I 10

«Il ga un motur in di ciap!», urlò qualcuno «Buttalo giù, vez!»

Lo Zingaro ruotò su se stesso, il pallone attaccato al piede come una sfera calamitata del Geomag. L’avversario, un marocchino con la maglia di Kakà, partì all’assalto, ma incontrò solo le mattonelle roventi della piazzetta. Incespicò nello spazio vuoto e perse l’equilibrio.

Lo Zingaro non rallentò nemmeno: si appoggiò alla sua schiena con l’avambraccio, facendolo cadere definitivamente a terra. Quindi filò dritto verso la porta.

Una ciocca di capelli fradici gli si scostò dagli occhi rivelando così Marcellina. La ragazza osservava in silenzio da bordo campo, dietro di lei il grande murales. Sulla parete della cascina, un Baggio di due metri palleggiava leggero; poco più in là si stagliava la Mano de Dios, le braccia aperte come una specie di martire.

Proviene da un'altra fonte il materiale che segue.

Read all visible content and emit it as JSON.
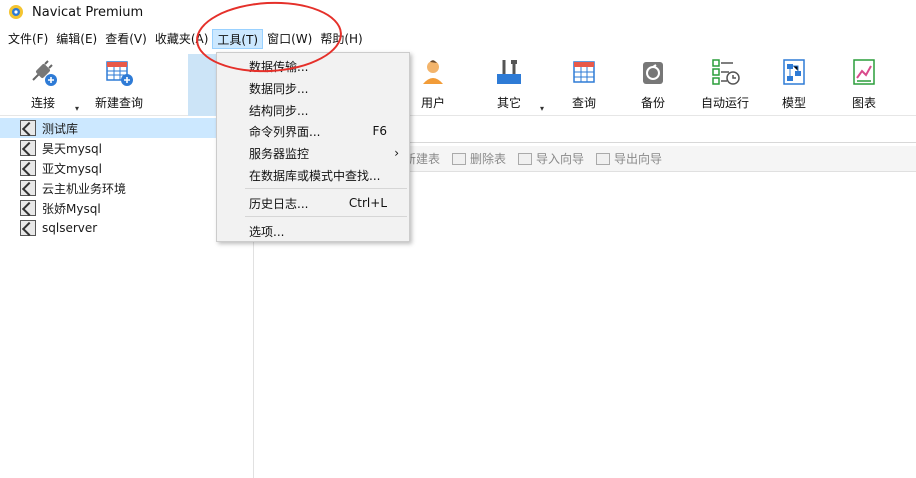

Scartò Er Pupo senza problemi, passò la palla al Faraone solo perché doveva, perché così non gli avrebbero dato del veneziano, ma il compagno sapeva come stavano le cose e gliela ripassò subito. Esistevano solo lui, il pallone di cuoio e il Nigeriano: un metro e ottantacinque di diciassettenne incorniciato nelle linee di gesso della porta.

«Dai!»

La gomitata del Napoletano mirava alle reni. Fece appena in tempo a scostarsi e a indurire gli addominali per ricevere il colpo nella pancia. Non fiatò.

Il Napoletano era un ragazzo trasferitosi in paese da poco, occhi troppo azzurri per la pelle olivastra, testa rasata e un sopracciglio tagliato.

Cercò di aggirarlo da destra, ma questo gli si parò davanti. Provò una finta a sinistra, anche questa volta l’avversario fu più veloce.

Allora deglutì e per qualche assurdo motivo si mise a pensare. Di chi era stato quel “dai”, quella voce acuta, allarmata, che era rimbalzata per la piazza come il richiamo di un uccello alieno? Forse di Marcellina? Ma lei parlava poco e col tono basso, non aveva mai sentito quelle note prima. Era un “dai” per lui, per incitarlo a correre e a segnare? O per il Napoletano, perché lo ammazzasse e banchettasse col suo cadavere?

Affrontò la nemesi di petto, frontalmente. Il Napoletano però era più grosso, incassò il colpo e non si smosse di un millimetro. Lo Zingarò si ritrovo culo a terra.

«Sfigato», soffiò l’altro, ghiacciandolo dall’alto con i suoi occhi azzurri, e ci mancò poco che non gli sputasse in faccia. Poi ripartì verso la porta, la gloria, un destino splendente, un posto in nazionale, i mondiali di Mosca 2018.

«Te dise mi», ripeté la voce «Il ga un motur in di ciap».